Archive

Posts Tagged ‘C Standard’

2023 in the programming language standards’ world

March 5, 2023 No comments

Two weeks ago I was on a virtual meeting of IST/5, the committee responsible for programming language standards in the UK. IST/5 has a new chairman, Guy Davidson, whose efficiency is very unstandard’s like.

It’s been 18 months since I last reported on the programming language standards’ world, what has been going on?

2023 is going to be a bumper year for the publication of revised Standards of long-established programming language: COBOL, Fortran, C, and C++ (a revised Standard for Ada was published last year).

Yes, COBOL; a new COBOL Standard was published in January. Reports of its death were premature, e.g., my 2014 post suggesting that the latest version would be the last version of the Standard, and the closing of PL22.4, the US Cobol group, in 2017. There has even been progress on the COBOL front end for gcc, which now supports COBOL 85.

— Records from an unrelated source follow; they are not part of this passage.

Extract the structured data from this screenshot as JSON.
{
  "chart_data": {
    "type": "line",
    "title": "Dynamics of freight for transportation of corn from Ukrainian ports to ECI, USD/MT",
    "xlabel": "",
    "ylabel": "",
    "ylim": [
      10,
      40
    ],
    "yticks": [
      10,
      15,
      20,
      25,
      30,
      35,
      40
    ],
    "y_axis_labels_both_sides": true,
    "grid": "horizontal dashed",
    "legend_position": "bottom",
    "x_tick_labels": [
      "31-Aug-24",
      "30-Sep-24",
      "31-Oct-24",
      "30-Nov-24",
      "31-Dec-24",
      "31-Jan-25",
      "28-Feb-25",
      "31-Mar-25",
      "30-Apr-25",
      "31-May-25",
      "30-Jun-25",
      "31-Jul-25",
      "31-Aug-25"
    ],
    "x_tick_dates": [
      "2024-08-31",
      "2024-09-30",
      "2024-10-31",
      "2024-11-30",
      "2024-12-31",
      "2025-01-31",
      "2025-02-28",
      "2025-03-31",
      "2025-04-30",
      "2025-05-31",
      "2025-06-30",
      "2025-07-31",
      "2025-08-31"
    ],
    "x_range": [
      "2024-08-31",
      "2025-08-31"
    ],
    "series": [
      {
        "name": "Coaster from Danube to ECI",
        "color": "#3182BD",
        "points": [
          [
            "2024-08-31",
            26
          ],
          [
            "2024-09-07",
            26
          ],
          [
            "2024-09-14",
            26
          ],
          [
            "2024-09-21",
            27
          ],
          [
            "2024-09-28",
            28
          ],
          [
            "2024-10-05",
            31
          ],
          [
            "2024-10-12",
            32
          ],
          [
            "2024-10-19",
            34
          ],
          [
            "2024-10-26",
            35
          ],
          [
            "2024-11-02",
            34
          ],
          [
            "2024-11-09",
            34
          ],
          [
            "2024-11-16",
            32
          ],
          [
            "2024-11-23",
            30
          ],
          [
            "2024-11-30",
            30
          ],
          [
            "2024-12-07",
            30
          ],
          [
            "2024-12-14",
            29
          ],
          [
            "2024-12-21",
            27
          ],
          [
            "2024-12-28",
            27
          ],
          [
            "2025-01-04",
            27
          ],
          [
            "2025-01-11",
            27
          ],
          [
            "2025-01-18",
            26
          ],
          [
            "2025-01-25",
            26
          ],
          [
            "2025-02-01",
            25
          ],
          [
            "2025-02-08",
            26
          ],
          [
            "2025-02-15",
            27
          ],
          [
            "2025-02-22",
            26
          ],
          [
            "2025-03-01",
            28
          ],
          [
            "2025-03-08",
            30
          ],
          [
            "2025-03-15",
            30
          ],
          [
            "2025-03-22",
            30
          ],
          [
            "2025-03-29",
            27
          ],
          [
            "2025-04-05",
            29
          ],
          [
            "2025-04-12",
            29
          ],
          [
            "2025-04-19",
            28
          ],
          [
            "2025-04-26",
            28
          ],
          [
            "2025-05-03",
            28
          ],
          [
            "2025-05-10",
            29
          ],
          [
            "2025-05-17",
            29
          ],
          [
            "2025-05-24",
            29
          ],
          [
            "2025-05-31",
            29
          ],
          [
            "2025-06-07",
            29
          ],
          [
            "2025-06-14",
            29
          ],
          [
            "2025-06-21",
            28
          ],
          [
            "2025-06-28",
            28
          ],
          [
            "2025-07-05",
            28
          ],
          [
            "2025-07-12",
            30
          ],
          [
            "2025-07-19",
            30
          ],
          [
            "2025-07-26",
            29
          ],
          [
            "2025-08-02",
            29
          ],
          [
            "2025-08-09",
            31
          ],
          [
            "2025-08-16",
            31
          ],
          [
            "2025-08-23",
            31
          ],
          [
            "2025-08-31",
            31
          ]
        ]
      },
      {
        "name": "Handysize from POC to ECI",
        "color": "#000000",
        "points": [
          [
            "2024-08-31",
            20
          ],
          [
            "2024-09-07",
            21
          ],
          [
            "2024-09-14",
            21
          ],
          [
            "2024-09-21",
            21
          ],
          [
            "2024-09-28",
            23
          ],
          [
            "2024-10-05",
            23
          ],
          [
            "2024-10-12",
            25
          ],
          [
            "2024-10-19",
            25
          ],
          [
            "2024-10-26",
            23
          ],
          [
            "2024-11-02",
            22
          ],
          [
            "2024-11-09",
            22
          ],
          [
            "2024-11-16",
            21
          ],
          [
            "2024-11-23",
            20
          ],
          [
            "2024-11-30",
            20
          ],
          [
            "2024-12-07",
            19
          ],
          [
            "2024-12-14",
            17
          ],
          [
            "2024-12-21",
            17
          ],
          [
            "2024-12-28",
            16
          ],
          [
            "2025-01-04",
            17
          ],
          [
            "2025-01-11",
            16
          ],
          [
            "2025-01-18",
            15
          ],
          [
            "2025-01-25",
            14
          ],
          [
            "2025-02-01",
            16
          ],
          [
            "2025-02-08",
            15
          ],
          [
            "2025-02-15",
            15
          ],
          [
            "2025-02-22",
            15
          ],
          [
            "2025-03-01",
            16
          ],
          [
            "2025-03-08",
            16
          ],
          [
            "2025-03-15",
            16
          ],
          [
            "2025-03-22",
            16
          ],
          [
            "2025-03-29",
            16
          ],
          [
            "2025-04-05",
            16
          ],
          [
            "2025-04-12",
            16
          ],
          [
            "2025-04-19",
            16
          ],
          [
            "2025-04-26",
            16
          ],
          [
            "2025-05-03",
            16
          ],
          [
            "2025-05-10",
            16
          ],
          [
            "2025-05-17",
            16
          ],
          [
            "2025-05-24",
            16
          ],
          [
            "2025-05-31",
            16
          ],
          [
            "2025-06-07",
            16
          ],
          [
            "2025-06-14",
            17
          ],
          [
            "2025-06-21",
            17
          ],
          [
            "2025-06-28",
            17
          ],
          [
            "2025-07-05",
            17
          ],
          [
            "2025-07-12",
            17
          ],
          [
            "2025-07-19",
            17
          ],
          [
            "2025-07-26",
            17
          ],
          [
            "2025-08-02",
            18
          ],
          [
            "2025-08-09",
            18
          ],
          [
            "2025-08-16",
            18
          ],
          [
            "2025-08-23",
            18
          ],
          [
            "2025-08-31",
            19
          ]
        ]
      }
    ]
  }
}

The size of the COBOL Standard has leapt from 955 to 1,229 pages (around new 200 pages in the normative text, 100 in the annexes). Comparing the 2014/2023 documents, I could not see any major additions, just lots of small changes spread throughout the document.

Every Standard has a project editor, the person tasked with creating a document that reflects the wishes/votes of its committee; the project editor sends the agreed upon document to ISO to be published as the official ISO Standard. The ISO editors would invariably request that the project editor make tiresome organizational changes to the document, and then add a front page and ISO copyright notice; from time to time an ISO editor took it upon themselves to reformat a document, sometimes completely mangling its contents. The latest diktat from ISO requires that submitted documents use the Cambria font. Why Cambria? What else other than it is the font used by the Microsoft Word template promoted by ISO as the standard format for Standard’s documents.

All project editors have stories to tell about shepherding their document through the ISO editing process. With three Standards (COBOL lives in a disjoint ecosystem) up for publication this year, ISO editorial issues have become a widespread topic of discussion in the bubble that is language standards.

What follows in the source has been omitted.